Fisheries policy that attends explicitly to food and nutrition security dimensions will depend on research that enhances understanding of both the magnitude of fisheries’ contributions as well as the factors that affect the distribution, access, and use of fisheries resources. A critical need, given evidence that many capture fisheries are overexploited, is understanding of the implications of reducing fishing effort on food and nutrition security. Accurately predicting and evaluating the effects of any policy on that security is challenging from a methodological standpoint. However, the more that research explicitly attends to these effects, the better it stands to inform integrated, coherent, and equitable policy.
Key research topics include the role of gender dynamics, interactions between fisheries and aquaculture, the distributional consequences of trade, and the climate footprint of fisheries vis-à-vis other food production systems. Understanding the contributions that capture fisheries make to food and nutrition security requires more rigorous and systematic research on multiple drivers of fish supply distribution (for example, trade and climate change), particularly because the challenge of ending hunger and malnutrition may be focused as much on distribution as on sustainably increasing food supply.

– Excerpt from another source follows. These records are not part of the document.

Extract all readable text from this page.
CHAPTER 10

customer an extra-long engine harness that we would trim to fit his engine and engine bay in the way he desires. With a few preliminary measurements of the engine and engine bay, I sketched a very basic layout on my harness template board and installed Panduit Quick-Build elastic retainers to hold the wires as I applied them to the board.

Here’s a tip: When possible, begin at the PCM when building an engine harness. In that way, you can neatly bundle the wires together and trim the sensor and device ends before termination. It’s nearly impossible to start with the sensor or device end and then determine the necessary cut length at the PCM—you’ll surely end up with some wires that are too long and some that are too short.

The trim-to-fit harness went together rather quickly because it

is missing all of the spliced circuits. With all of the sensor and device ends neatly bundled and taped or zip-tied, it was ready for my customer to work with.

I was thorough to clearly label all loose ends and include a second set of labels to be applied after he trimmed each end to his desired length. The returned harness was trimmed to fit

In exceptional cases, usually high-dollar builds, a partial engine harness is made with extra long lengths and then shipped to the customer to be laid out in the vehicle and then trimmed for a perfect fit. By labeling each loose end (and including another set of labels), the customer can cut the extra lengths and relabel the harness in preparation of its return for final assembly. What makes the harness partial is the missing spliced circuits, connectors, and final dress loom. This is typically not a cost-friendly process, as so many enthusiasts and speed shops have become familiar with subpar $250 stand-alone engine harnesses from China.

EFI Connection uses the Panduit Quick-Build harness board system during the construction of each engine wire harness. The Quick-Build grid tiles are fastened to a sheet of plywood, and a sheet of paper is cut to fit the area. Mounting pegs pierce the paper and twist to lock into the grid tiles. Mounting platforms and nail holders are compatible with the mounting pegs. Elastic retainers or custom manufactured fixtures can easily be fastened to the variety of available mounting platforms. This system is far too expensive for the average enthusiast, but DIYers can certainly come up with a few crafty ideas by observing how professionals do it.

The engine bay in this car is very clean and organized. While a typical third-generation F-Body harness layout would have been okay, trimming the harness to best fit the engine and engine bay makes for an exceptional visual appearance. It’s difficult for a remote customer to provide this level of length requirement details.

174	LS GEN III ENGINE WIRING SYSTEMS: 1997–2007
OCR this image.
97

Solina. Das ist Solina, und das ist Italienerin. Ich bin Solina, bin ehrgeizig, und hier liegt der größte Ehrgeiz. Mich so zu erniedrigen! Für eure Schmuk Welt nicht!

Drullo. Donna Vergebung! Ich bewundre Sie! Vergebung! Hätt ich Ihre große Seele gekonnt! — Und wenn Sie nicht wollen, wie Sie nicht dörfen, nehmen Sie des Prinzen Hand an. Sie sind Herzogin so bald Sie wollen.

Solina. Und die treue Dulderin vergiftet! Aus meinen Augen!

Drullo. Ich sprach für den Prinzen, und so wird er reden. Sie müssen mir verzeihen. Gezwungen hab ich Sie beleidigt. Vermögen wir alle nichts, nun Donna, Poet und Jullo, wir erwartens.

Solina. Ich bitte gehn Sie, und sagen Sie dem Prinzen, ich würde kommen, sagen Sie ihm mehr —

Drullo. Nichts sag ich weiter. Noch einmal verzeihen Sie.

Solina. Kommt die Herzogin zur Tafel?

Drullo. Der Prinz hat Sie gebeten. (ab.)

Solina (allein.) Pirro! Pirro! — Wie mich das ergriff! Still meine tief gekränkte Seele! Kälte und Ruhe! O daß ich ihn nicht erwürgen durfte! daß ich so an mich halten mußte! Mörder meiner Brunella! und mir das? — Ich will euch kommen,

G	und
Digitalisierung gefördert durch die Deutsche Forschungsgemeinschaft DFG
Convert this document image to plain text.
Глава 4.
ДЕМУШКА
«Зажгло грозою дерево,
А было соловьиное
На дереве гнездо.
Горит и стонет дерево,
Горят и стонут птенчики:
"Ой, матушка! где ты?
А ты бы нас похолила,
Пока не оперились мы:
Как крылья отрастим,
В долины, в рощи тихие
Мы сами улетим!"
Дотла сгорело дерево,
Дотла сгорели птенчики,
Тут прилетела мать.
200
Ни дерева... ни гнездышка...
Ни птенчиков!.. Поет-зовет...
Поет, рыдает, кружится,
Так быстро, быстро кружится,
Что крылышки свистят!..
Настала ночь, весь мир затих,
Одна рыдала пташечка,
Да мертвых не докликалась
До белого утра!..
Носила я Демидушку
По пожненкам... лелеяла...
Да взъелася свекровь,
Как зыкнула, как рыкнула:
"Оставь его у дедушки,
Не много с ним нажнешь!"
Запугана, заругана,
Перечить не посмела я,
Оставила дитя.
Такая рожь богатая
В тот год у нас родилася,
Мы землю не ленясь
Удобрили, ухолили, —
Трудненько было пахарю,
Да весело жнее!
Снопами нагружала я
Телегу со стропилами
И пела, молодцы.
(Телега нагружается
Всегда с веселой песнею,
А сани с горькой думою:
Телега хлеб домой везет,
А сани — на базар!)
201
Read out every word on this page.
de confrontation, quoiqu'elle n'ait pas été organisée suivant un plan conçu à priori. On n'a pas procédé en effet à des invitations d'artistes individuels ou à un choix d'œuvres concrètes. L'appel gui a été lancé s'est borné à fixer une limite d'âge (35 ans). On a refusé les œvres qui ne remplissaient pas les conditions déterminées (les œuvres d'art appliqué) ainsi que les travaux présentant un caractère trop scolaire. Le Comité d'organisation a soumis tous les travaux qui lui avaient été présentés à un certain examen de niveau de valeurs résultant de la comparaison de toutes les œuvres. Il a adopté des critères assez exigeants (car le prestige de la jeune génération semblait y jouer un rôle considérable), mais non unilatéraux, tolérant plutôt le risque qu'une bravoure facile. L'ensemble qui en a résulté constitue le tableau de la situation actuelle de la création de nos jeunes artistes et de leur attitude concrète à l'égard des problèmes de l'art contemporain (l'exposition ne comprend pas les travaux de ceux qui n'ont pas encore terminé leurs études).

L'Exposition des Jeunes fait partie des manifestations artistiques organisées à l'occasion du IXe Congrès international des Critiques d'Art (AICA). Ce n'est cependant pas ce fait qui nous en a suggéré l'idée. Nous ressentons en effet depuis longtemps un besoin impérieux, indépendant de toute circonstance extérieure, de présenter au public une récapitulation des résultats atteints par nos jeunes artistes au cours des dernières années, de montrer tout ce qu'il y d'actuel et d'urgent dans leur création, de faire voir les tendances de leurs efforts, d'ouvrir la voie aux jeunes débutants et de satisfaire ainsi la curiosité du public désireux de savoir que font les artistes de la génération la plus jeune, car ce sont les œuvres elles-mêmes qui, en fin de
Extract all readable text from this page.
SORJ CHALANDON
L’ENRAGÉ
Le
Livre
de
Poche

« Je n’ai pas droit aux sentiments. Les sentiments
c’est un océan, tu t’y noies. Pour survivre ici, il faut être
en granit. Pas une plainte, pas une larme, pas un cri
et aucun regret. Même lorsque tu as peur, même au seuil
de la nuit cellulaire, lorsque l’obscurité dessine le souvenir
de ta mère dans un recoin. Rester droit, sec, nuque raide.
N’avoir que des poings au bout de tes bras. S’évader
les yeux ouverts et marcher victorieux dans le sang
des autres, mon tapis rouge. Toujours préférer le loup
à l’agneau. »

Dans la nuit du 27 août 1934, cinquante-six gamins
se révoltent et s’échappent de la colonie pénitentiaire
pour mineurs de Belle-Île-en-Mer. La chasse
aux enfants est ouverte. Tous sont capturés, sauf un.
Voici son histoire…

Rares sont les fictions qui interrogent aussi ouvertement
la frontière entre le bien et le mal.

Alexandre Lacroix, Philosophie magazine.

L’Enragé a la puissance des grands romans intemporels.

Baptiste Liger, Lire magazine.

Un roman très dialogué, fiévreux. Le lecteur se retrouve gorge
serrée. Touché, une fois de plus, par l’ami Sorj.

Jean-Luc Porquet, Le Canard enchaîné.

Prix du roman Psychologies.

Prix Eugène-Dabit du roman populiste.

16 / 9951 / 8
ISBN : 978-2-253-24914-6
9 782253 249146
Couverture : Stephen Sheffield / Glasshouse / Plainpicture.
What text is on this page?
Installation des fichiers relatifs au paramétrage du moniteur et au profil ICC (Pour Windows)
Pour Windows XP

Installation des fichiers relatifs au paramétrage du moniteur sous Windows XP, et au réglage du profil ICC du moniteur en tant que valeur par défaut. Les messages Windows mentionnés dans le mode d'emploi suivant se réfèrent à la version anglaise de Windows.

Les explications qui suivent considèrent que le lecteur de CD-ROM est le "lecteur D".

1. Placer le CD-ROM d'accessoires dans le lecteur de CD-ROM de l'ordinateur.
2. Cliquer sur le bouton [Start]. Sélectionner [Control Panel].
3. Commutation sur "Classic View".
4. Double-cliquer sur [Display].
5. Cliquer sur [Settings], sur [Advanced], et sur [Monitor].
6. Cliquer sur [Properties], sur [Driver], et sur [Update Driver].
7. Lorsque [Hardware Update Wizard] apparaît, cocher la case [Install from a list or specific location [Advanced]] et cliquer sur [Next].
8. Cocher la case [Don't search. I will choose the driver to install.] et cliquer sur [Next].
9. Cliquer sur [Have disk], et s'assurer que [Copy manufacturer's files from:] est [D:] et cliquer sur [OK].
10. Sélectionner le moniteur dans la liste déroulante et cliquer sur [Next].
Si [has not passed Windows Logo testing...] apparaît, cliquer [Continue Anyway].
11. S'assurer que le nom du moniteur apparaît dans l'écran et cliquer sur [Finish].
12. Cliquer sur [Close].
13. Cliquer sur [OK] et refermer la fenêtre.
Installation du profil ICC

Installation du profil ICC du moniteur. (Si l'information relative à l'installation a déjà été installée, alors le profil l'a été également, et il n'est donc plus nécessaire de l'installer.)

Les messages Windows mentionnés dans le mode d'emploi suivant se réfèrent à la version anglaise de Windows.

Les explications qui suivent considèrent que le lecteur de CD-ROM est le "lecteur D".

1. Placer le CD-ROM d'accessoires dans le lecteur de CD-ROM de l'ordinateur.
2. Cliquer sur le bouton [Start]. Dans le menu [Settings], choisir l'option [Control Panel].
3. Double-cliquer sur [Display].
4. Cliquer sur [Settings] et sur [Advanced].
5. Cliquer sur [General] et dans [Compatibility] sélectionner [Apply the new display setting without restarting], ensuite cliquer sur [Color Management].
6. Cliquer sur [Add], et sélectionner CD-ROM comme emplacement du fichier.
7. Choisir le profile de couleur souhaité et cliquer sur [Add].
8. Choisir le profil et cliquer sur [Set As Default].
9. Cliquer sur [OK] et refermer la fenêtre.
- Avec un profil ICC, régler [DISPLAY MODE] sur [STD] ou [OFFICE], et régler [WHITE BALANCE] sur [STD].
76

Furthermore, the geographic scope of research would need to be expanded, because most of the research to date has taken place in a relatively small number of countries or regions, notably the United States, Pacific Island countries and territories, Bangladesh, and Cambodia. Although the body of research explicitly aimed at understanding linkages between capture fisheries and nutrition and food security is growing, it is nonetheless incipient. More robust evidence is needed to evaluate the multiple pathways (for example, direct consumption, income, empowerment of women, macroeconomic growth) through which fisheries contribute to nutrition and food security.